11. En second lieu, il ressort des dispositions contestées que les taux de la contribution prévue par les articles L. 138-10 à L. 138-12 du code de la sécurité sociale, s'ils atteignent 50 à 70 %, ne s'appliquent qu'à la tranche du chiffre d'affaires global dépassant le montant M fixé chaque année par le législateur. En outre, en application du dernier alinéa de l'article L. 138-12 du code de la sécurité sociale, le montant de la contribution due pour l'année 2021 ne saurait excéder, pour chaque entreprise assujettie, 10 % du chiffre d'affaires réalisé en France au titre des médicaments vendus. Enfin, en application de l'article L. 138-13 du code de la sécurité sociale, les entreprises redevables de la contribution qui ont conclu avec le Comité économique des produits de santé une convention dans les conditions prévues par cet article peuvent signer avec ce comité un accord prévoyant le versement, sous forme de remise, d'un montant, selon les cas, supérieur ou égal à 95 %, ou entre 80 et 95 %, du montant de la contribution. Il s'ensuit que les dispositions des articles L. 138-10 à L. 138-12 du code de la sécurité sociale, qui n'opèrent aucune privation de propriété, ne peuvent être regardées comme instaurant un impôt revêtant un caractère confiscatoire et de nature à entraîner une rupture caractérisée de l'égalité devant les charges publiques en méconnaissance de l'article 13 de la Déclaration des droits de l'homme et du citoyen du 26 août 1789, alors même que, eu égard au double objectif que s'est assigné le législateur, rappelé au point 6, sont pris en compte, pour le calcul de l'assiette de la contribution, la totalité du prix des médicaments, et non leur seule part remboursable, et, pour le calcul de son plafonnement la totalité de leurs ventes de médicaments, remboursables ou non, sans qu'il ressorte des dispositions contestées, contrairement à ce qui est soutenu, qu'elles retiendraient par ailleurs pour ces calculs un chiffre d'affaires correspondant à des sommes que les redevables n'auraient pas perçues ou dont ils n'auraient pas disposé.

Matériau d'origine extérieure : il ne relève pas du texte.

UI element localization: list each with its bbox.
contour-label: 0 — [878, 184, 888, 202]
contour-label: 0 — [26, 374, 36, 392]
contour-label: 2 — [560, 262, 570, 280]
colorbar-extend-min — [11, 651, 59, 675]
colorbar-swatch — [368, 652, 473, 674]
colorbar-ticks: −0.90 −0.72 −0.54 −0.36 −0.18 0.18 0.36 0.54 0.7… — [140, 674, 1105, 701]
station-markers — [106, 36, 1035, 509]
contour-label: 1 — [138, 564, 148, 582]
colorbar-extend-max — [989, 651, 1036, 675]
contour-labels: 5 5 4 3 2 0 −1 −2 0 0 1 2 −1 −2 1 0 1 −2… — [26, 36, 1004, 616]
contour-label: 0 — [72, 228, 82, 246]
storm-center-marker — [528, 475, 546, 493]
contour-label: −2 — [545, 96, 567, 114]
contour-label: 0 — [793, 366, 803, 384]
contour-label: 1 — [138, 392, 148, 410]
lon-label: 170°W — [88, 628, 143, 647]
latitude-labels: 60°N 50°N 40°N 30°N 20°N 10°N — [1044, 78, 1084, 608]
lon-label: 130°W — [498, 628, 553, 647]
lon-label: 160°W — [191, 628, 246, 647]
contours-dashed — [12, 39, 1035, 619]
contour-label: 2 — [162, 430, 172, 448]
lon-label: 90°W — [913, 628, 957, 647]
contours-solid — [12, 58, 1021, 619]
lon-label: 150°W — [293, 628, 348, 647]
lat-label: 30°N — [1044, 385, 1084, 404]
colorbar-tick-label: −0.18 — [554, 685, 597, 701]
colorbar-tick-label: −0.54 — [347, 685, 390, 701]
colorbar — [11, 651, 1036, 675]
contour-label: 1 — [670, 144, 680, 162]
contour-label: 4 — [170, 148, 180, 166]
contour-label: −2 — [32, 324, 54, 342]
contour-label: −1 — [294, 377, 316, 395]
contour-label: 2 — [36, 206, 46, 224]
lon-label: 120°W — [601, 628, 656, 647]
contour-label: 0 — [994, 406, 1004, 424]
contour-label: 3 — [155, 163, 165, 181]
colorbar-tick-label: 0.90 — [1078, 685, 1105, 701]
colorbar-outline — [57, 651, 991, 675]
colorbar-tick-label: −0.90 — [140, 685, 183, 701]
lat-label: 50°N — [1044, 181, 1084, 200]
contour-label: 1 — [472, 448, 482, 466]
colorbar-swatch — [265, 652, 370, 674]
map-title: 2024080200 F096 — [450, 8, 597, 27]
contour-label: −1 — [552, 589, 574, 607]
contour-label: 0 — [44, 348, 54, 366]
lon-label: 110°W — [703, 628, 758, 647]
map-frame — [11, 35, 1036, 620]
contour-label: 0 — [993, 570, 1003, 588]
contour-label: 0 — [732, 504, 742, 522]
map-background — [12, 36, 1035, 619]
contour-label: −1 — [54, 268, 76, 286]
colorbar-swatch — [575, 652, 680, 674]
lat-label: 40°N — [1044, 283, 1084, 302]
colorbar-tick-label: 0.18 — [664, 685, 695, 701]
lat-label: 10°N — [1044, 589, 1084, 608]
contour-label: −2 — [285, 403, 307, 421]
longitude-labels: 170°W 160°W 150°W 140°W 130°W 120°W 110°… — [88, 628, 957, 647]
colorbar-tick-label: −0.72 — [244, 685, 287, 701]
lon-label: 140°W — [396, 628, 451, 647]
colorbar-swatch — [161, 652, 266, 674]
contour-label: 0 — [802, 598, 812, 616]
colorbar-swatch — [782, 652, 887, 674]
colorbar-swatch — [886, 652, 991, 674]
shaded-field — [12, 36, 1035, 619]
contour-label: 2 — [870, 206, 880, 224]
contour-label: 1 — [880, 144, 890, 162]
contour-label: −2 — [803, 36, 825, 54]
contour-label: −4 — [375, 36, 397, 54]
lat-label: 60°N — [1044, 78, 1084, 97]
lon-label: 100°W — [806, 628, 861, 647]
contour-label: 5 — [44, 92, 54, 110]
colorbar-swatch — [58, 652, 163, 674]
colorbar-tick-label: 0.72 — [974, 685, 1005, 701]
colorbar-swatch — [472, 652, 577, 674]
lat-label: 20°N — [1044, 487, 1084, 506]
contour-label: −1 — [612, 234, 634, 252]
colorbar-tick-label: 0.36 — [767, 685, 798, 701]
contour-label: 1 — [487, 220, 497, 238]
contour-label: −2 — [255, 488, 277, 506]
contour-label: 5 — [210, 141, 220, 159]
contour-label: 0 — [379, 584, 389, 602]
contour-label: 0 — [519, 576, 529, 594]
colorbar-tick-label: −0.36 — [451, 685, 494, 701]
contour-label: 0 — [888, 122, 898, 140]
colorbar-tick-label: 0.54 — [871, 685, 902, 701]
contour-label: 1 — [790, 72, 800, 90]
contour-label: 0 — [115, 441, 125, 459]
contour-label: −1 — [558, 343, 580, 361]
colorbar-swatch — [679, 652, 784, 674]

12. Enfin, les dispositions de l'article 14 de la Déclaration des droits de l'homme et du citoyen du 26 août 1789 relatives au droit dont disposent tous les citoyens de " constater, par eux-mêmes ou par leurs représentants, la nécessité de la contribution publique, de la consentir librement, d'en suivre l'emploi et d'en déterminer la quotité, l'assiette, le recouvrement et la durée " n'instituent pas un droit ou une liberté qui puisse être invoqué, à l'occasion d'une instance devant une juridiction, à l'appui d'une question prioritaire de constitutionnalité sur le fondement de l'article 61-1 de la Constitution.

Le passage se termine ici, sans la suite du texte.